Vu les critiques dithyrambiques lues sur le site et ailleurs, je n’ai pas longtemps hésité à acheter cette BD. Je trouvais en plus la couverture et le titre beaux. J’avais lu que tout le monde avait été bluffé par le twist final, donc forcément j’attendais ce twist. Donc forcément j’y pensais pendant ma lecture… donc forcément j’ai vu le truc venir. Alors dans l’absolu ça ne me gêne pas forcément de deviner la fin d’une histoire. Mais ici ça me pose problème pour deux raisons. La première, c’est que même si j’avais deviné le retournement de situation avant qu’il n’arrive, j’avais des doutes parce que pour moi ça ne tenait pas debout. Je ne pourrais pas détailler ici les raisons qui font que selon moi ça ne fonctionne pas au risque de spoiler, mais je peux dire que j’ai relu entièrement la BD pour voir si ça se tenait. Autant je peux admirer le travail du duo d’auteurs pour adapter le récit en bande dessinée, autant parfois ça frise la malhonnêteté. La deuxième raison, c’est que j’ai trouvé la lecture peu passionnante.
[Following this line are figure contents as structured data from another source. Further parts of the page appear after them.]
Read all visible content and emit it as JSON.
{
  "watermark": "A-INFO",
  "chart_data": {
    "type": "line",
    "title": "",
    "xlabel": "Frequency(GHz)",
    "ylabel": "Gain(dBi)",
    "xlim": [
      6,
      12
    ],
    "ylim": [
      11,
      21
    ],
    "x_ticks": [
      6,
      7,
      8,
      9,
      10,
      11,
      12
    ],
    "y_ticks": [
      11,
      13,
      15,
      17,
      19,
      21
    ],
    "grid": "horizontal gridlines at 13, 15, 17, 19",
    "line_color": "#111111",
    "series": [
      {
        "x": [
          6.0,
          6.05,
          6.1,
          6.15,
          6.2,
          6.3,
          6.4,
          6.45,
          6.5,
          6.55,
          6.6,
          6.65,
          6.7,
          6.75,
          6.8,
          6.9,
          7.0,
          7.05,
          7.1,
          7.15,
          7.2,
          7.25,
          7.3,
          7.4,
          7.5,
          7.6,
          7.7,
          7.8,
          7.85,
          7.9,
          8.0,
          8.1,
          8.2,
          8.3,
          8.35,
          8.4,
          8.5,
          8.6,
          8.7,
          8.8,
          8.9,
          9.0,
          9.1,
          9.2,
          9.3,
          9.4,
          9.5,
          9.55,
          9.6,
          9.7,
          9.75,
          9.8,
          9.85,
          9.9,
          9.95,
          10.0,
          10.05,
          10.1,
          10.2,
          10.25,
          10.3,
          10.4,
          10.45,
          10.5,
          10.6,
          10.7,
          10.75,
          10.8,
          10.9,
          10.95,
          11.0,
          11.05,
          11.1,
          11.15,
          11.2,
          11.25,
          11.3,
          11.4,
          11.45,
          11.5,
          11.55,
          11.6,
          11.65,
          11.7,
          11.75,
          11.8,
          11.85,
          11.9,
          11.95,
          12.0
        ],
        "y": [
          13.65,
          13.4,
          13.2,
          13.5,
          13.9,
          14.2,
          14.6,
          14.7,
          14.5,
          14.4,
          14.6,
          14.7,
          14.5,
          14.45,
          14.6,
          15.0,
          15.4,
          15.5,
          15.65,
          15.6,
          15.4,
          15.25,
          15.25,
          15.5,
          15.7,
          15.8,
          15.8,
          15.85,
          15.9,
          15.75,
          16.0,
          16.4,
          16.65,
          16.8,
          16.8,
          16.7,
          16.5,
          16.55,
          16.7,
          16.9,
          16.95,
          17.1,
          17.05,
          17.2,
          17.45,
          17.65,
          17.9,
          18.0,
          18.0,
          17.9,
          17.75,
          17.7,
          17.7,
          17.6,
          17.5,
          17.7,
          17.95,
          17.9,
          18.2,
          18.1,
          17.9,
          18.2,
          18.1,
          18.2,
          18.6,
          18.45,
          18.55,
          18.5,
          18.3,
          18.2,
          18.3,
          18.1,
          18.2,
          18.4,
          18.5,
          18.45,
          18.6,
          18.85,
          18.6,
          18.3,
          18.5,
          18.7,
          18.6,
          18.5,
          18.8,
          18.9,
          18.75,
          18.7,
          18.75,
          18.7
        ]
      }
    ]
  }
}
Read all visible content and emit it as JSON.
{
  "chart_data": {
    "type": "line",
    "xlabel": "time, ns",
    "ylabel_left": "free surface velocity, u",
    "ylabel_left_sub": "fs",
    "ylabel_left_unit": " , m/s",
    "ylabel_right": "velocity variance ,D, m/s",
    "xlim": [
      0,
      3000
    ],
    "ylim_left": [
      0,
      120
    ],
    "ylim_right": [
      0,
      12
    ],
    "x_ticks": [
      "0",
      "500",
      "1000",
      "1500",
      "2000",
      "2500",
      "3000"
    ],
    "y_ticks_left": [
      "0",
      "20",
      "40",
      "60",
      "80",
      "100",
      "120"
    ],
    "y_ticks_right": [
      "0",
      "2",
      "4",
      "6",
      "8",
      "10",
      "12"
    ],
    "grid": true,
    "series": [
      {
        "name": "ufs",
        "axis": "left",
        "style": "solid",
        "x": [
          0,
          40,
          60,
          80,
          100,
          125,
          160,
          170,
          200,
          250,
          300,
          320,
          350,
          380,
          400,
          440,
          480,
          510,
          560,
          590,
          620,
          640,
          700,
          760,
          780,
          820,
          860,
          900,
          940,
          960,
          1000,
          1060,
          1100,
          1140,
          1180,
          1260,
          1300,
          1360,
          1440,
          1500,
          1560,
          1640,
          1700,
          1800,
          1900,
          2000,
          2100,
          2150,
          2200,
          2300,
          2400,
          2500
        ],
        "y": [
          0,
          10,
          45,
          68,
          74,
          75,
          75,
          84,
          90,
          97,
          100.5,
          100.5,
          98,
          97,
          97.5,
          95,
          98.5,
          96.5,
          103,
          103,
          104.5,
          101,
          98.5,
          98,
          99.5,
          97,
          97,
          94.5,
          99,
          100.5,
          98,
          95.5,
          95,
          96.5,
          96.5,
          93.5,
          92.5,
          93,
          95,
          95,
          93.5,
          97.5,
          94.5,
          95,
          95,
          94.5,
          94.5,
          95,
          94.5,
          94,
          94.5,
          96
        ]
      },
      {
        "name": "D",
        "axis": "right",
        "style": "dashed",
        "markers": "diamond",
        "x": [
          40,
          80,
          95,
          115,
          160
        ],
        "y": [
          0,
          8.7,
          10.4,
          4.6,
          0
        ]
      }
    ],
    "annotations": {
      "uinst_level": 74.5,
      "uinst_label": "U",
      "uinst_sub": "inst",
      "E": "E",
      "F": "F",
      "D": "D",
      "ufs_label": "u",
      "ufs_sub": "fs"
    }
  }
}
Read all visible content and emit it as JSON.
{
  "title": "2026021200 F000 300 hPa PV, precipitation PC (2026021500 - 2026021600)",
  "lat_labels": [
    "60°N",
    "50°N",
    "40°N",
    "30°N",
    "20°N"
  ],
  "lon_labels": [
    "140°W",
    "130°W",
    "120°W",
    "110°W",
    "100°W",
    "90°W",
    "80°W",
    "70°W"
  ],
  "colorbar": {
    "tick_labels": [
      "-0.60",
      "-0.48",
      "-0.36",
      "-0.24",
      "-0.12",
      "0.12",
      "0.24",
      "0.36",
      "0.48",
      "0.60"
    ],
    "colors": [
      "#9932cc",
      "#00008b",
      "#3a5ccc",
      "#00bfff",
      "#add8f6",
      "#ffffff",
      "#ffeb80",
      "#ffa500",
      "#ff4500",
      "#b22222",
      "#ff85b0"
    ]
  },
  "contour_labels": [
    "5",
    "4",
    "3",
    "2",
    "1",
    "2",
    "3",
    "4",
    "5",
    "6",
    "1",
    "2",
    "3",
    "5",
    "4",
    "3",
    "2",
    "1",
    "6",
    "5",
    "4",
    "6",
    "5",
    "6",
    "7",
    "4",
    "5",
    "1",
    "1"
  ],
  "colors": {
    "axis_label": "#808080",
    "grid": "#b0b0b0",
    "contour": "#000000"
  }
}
Pour moi, c’est un de ces polars où on ne lit que pour connaitre le fin mot de l’histoire, sans prendre vraiment de plaisir à lire. Le déroulement de l’histoire m’a paru sans grand intérêt (d’ailleurs soit je n’ai pas tout compris, soit il reste pas mal de choses en suspens, des pistes qui ne servent à rien… je ne vois même pas l’intérêt des peintures de Monet en fin de compte !) Enfin j’ai trouvé les personnages caricaturaux, sans réel intérêt, l’histoire entre le flic et l’institutrice n’est pas bien rendue, et plutôt que d’assembler les pièces du puzzle au fur et à mesure, on fait du surplace jusqu’aux 10 dernières planches. Finalement j’ai refermé cet album plutôt agacée, j’ai le sentiment que l’auteur triche pour manipuler ses lecteurs.

25/01/2020 (modifier)
Couverture de la série Phoolan Devi, reine des bandits
Phoolan Devi, reine des bandits

Que dire sur cet ouvrage qui n’a pas déjà été dit dans les précédentes critiques ? J’ai découvert l’histoire de Phoolan Devi grâce à Pénélope Bagieu qui en avait fait le portrait dans un des tomes de Culottées. Ici Claire Fauvel nous permet de suivre plus en détails le parcours de cette femme qui n’a décidément jamais eu la vie facile, mais qui a su garder la tête haute en toutes circonstances. L’auteure a décidé de ne pas raconter la dernière partie de sa vie durant laquelle elle était députée d’Inde, c’est un choix que j’ai aimé, l’objectif étant plus de montrer quel a été son chemin pour arriver à une sorte de Robin des Bois moderne. Pour autant elle n’édulcore pas le personnage, montrant la violence dont elle peut faire preuve. Mais quand on est témoin des multiples atrocités qu’elle a elle-même subies depuis son enfance, on peut comprendre ses actes. Certaines scènes sont à la limite du soutenable, heureusement le trait délicat de Claire Fauvel permet de rendre l’ensemble supportable. Une lecture marquante sur une personne au destin hors normes.